It would be hard to miss some of the magnificent manifestations of cultural development in the North East of England. Gateshead Quays, unrecognisable from only a decade ago, has flourished with the arrival of The Sage, a world-class music centre, and Baltic, a contemporary art gallery. The Stirling prize-winning Millennium Bridge, echoing the curves of the Tyne Bridge, links Gateshead with Newcastle and symbolises the collaboration between the two neighbouring councils.
What might not be so obvious is a fundamental shift in cultural development that underlies the visible changes. Cultural development in the North East has been revolutionised by becoming part of mainstream thinking and policy-making. Culture is now firmly on the agenda of the Regional Development Agency One North East, the North East Assembly, Government Office and the 25 local authorities of the region. The distinctiveness and cultural identity of the region are increasingly being recognised as assets that are central to economic and spatial development, education and skills, and the building of strong, sustainable communities.
Cultural development now runs through the strategic life of the region, an understanding of the deep culture of the North East – the relationship between people, landscape, language, work, and values – informs and creates a rich context for future planning and decision-making.
Culture North East, the Regional Cultural Consortium for the North East funded by the Department for Culture, Media, and Sport, operates as part of the strong set of cultural agencies that make up the cultural sector at the regional level. The cultural agencies of the North East are well developed both strategically and operationally and in many cases have led national developments in their fields. The argument for culture has been well received and largely accepted in the region: it is the responsibility of Culture North East and the rest of the sector to maximise the benefits that culture can bring to the region without presenting culture unrealistically as a panacea.
The North East is often rightly cited as a leading proponent of culture-led regeneration. Culture-led regeneration projects have transformed parts of the region and play a continuing part in shifting perceptions of the region. As every English region goes down the same path, the onus is on the North East to understand the wider social and cultural as well as the economic impacts of these initiatives and also to ensure that in these projects too, the competitive advantage that accrues from distinctiveness and authenticity is respected.
Despite persistent, long-term, gloomy prognostications, there are signs that the economy of the North East is slowly picking up. This is welcome and, while no one would underestimate the importance of a more vibrant economy for the health of the region, there is an increasing appreciation in the region that the economy is not everything.

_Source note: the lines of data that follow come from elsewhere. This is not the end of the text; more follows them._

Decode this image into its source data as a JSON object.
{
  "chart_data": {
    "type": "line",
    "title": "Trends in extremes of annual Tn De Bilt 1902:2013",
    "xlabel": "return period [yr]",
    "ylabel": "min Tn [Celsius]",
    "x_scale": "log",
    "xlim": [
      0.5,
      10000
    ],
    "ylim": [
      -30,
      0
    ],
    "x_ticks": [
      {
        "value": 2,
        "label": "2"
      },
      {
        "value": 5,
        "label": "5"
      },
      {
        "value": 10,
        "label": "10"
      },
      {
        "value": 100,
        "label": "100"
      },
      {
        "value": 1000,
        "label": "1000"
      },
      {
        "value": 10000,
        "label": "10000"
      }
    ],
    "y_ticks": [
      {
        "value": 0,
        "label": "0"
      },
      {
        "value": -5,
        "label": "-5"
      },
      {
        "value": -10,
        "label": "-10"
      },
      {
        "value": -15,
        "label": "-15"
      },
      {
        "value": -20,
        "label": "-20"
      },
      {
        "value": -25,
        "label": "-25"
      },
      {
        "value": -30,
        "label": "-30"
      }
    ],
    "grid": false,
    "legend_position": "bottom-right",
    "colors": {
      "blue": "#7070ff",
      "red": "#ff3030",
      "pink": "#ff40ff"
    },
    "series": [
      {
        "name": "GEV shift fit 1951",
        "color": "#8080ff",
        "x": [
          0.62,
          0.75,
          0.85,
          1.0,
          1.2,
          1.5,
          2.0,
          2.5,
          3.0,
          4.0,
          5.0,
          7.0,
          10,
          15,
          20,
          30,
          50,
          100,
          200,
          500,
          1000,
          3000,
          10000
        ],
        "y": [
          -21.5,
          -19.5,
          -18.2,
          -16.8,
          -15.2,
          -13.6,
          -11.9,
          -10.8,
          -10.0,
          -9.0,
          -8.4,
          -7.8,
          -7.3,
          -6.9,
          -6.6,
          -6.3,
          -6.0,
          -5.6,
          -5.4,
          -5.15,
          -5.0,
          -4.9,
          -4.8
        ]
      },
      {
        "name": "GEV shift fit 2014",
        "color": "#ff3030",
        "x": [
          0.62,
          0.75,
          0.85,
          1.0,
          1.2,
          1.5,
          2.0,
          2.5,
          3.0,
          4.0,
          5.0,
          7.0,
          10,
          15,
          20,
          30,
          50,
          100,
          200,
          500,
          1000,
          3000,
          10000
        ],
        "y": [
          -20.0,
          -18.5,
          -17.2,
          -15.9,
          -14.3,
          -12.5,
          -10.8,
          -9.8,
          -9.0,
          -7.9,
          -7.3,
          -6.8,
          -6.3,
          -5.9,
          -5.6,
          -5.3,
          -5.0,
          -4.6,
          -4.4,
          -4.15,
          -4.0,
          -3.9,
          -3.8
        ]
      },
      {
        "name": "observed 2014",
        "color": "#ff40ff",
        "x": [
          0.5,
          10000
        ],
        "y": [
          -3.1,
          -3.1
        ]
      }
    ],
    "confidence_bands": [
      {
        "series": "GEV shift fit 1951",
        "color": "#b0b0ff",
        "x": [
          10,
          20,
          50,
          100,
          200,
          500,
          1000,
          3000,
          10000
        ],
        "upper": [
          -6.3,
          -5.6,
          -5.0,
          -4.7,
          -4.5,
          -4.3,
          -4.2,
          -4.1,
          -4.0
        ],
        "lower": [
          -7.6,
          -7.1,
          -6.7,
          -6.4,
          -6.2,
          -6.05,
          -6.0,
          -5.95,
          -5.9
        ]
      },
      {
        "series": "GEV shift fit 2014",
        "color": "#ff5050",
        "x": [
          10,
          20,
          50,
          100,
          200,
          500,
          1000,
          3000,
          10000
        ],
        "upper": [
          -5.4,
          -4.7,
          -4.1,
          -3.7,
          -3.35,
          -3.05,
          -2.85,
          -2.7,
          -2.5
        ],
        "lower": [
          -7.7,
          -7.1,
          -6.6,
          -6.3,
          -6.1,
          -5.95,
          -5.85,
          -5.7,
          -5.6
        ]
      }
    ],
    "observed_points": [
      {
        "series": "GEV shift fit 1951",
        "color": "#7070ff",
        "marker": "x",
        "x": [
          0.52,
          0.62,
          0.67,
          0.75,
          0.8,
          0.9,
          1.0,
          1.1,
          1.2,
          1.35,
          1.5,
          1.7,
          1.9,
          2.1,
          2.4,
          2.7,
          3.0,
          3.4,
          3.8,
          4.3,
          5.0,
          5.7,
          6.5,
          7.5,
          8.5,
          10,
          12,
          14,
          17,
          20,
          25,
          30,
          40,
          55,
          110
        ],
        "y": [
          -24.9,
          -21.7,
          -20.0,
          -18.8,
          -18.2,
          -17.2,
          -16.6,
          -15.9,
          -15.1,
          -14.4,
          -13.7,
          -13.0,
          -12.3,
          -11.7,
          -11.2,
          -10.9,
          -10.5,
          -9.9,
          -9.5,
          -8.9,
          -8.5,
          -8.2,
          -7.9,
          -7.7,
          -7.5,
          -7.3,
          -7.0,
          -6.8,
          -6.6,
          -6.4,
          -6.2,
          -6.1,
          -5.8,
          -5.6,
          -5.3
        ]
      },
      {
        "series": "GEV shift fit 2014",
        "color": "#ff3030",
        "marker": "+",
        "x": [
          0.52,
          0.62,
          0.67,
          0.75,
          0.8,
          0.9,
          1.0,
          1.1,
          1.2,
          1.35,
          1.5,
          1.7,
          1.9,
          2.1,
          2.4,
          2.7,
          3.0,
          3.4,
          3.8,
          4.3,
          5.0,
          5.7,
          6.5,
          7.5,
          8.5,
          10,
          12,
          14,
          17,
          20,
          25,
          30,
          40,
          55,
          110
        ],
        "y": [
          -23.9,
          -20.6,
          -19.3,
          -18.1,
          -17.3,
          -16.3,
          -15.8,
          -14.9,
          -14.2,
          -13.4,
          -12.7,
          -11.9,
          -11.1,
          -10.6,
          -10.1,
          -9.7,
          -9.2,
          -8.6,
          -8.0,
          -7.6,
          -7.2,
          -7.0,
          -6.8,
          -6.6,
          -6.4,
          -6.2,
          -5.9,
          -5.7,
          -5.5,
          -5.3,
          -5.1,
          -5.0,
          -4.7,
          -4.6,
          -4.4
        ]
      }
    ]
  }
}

The rate of gross value added (GVA) in the South East of England may be twice that of the North East, but it does not follow that the people are twice as happy, nor is the quality of life twice as high. In fact on a number of indicators, quality of life and satisfaction is higher in the North East than in the more prosperous South. Again, it is the responsibility of all strategic agencies operating in the region to ensure that growing economic success isn’t obtained at the expense of unacceptable environmental, social and cultural cost. Knowing what is environmentally, socially and culturally distinct and valuable in the North East will help decision-makers avoid “not knowing what they’ve got till it’s gone”.
The North East is a small, uncrowded region with an impressive cultural infrastructure that includes two World Heritage sites at Hadrian’s Wall and Durham Cathedral and Castle. Another prospective site is the dual monasteries at Jarrow and Monkwearmouth, a hub of western civilisation in the seventh and eighth centuries. The diversity and flux of peoples represented in The Lindisfarne Gospels, produced in the region at that time, is mirrored in the changing communities of the region today. Now as then, culture is not fixed.
The changing face of cultural development in the North East reflects the changing face of the North East itself. This is a region that is ready to embrace the new and challenging while building on and valuing the lessons and achievements of its past – a region that wants to learn from its history, not go back there.